Bison in Grand Teton National Park, Wyoming
© Brian Evans/Getty Image
National Bison Day
If ever there was an animal that deserved some recognition, it's the bison. Since 2012, National Bison Day has been observed on the first Saturday of November to acknowledge the animal's cultural, historical, and economic significance—as well as its remarkable comeback. Bison were once plentiful in North America. Tens of millions strong until the mid-1800s, they roamed in great herds, helping to diversify and maintain the prairie habitat. They've also played several important roles in Native American cultures. Indigenous peoples have used every part of the bison for food, utensils, and clothing—and they pay tribute to the giant beasts in religious rituals.

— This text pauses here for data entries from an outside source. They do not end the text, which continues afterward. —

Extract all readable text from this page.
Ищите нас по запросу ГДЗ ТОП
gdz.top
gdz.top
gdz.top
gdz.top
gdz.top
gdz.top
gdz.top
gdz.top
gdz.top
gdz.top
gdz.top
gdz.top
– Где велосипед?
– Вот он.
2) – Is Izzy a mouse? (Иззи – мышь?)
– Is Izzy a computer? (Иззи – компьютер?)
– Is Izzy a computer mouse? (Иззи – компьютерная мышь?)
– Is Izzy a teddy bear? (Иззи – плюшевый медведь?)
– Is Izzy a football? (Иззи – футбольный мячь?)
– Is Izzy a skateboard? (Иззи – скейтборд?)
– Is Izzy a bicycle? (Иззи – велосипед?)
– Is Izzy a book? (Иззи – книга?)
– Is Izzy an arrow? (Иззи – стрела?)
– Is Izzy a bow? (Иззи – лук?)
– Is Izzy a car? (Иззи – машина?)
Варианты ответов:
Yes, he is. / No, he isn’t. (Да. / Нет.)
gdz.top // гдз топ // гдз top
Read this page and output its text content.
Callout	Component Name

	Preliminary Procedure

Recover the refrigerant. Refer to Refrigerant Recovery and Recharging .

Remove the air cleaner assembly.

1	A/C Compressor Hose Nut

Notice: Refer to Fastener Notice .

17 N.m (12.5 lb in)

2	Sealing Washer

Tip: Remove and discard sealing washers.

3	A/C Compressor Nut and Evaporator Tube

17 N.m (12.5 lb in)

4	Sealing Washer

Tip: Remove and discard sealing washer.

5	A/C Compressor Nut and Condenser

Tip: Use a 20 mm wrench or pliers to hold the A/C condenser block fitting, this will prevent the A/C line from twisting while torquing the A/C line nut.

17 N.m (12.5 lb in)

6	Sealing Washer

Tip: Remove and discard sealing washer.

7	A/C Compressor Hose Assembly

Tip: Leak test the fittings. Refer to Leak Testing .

Settlement of the American West caused habitat loss for the bison and that, combined with overhunting, had nearly wiped out the species altogether by 1900. In an effort to save the bison, the American Bison Society formed in 1905 at New York City’s Bronx Zoo—President Theodore Roosevelt was named the organization’s honorary president. The group’s goal was to create wild bison reserves in the American West, but they used the Bronx Zoo to propagate a seed stock of animals to revive the population. Beginning in 1907, the zoo shipped small herds of bison to the first three of the wildlife refuges: the Wichita National Forest and Game Preserve in Oklahoma, Wind Cave National Park in South Dakota, and the National Bison Range in Montana. Fast-forward to today, and more than 20,000 bison roam on public lands in the United States.